Python API reference

syntaxgym.compute_surprisals(model: lm_zoo.models.Model, suite)

Compute per-region surprisals for a language model on the given suite.

Parameters
  • model – An LM Zoo Model.

  • suite_file – A path or open file stream to a suite JSON file, or an already loaded suite dict

Returns

An evaluated test suite dict — a copy of the data from suite_file, now including per-region surprisal data

syntaxgym.evaluate(suite, return_df=True)

Evaluate prediction results on the given suite. The suite must contain surprisal estimates for all regions.

class syntaxgym.suite.Suite(condition_names, region_names, items, predictions, meta)

A test suite represents a targeted syntactic evaluation experiment.

For more information, see The SyntaxGym architecture.

Variables
  • condition_names – A list of condition name strings

  • region_names – An ordered list of region name strings

  • items – An array of item dicts, represented just as in a suite JSON representation. See Test suite JSON representation for more information.

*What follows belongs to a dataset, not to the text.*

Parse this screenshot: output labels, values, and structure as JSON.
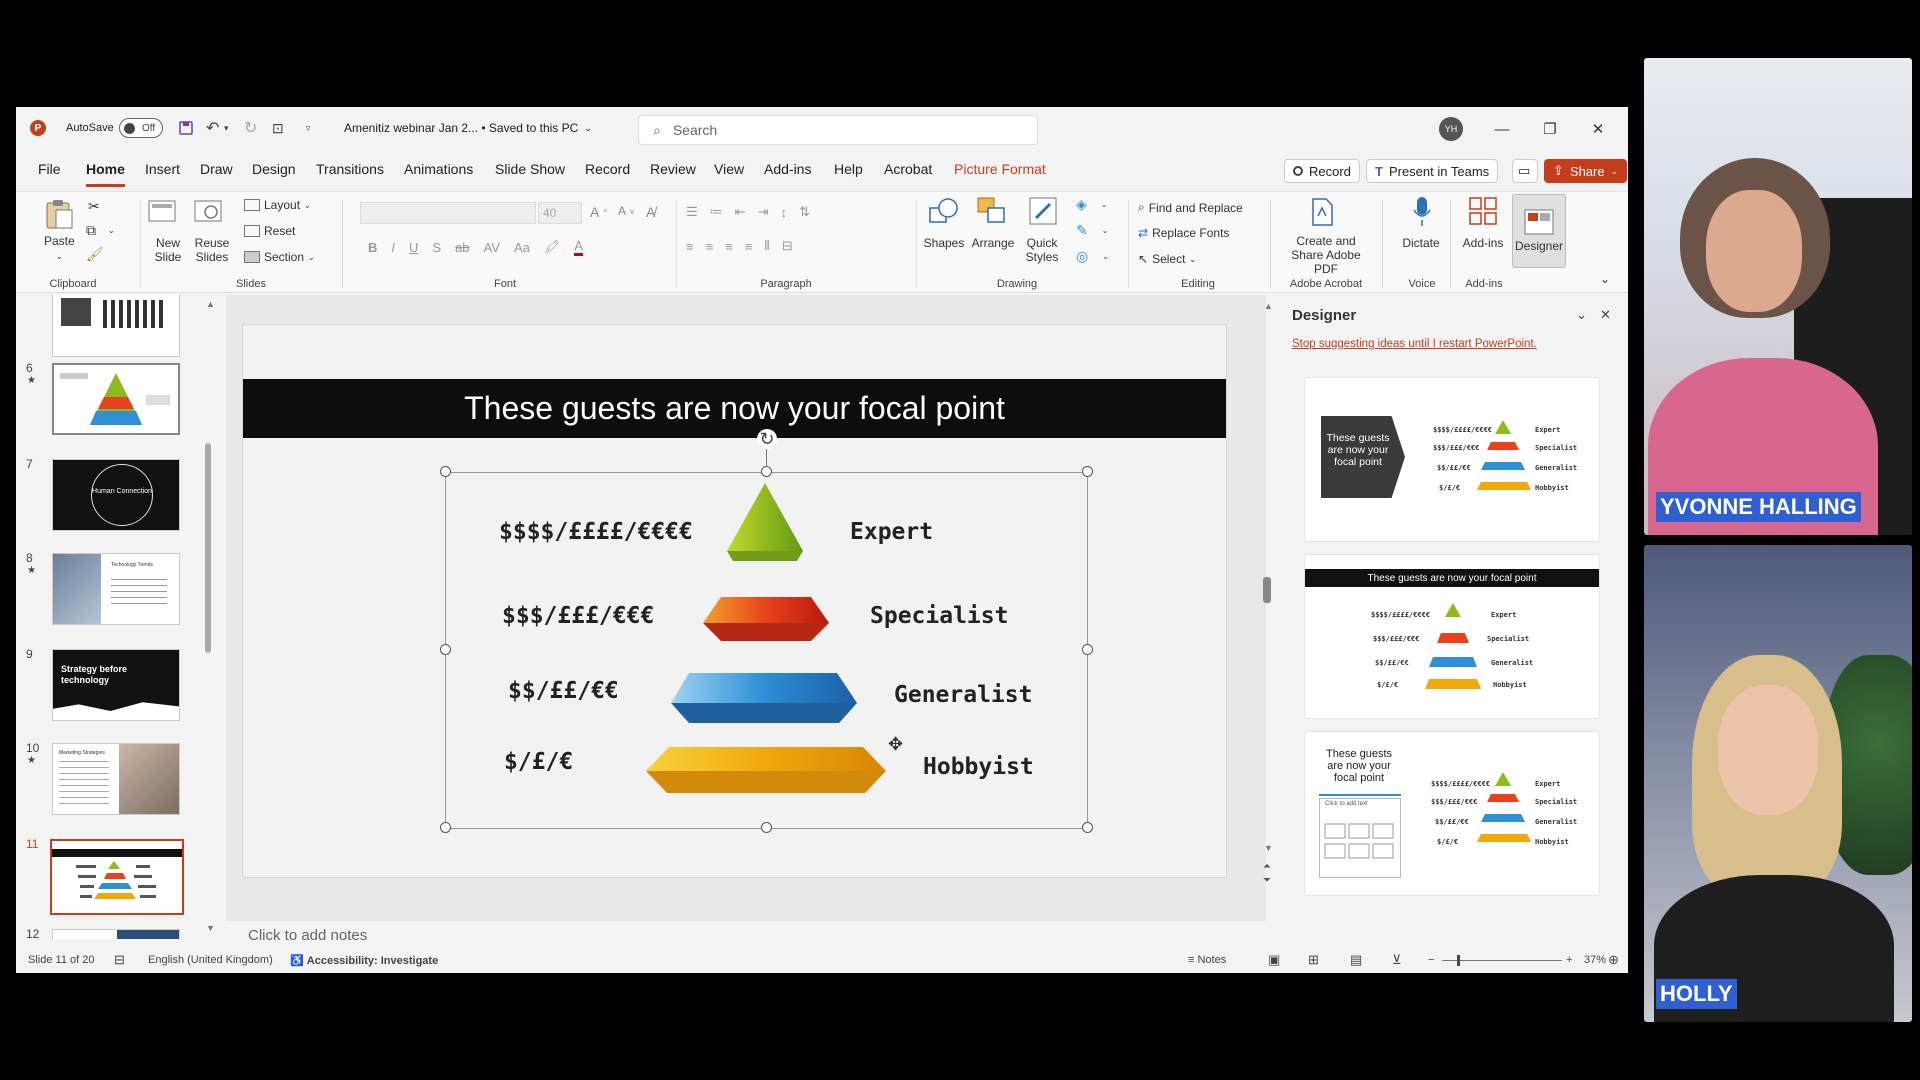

  • predictions – A list of Prediction objects.

  • meta – A dict of metadata about this suite, represented just as in a suite JSON representation. See Test suite JSON representation for more information.

as_dataframe(metric: Optional[str] = None) → pandas.core.frame.DataFrame

Convert self to a data frame describing per-region surprisals. Only usable / sensible for Suite instances which have been evaluated with surprisals.

Returns

  • item_number

  • condition_name

  • region_number

  • content

  • metric_value: per-region metric, specified in Suite meta or

    overridden with metric argument

  • oovs: comma-separated list of OOV items

Return type

A long Pandas DataFrame, one row per region, with columns

evaluate_predictions() → Dict[int, Dict[syntaxgym.prediction.Prediction, bool]]

Compute prediction results for each item.

Returns

a nested dict mapping ``(item_number => prediction =>

prediction_result)``

Return type

results

class syntaxgym.prediction.Prediction(idx: int, formula: Union[str, syntaxgym.prediction.BinaryOp], metric: str)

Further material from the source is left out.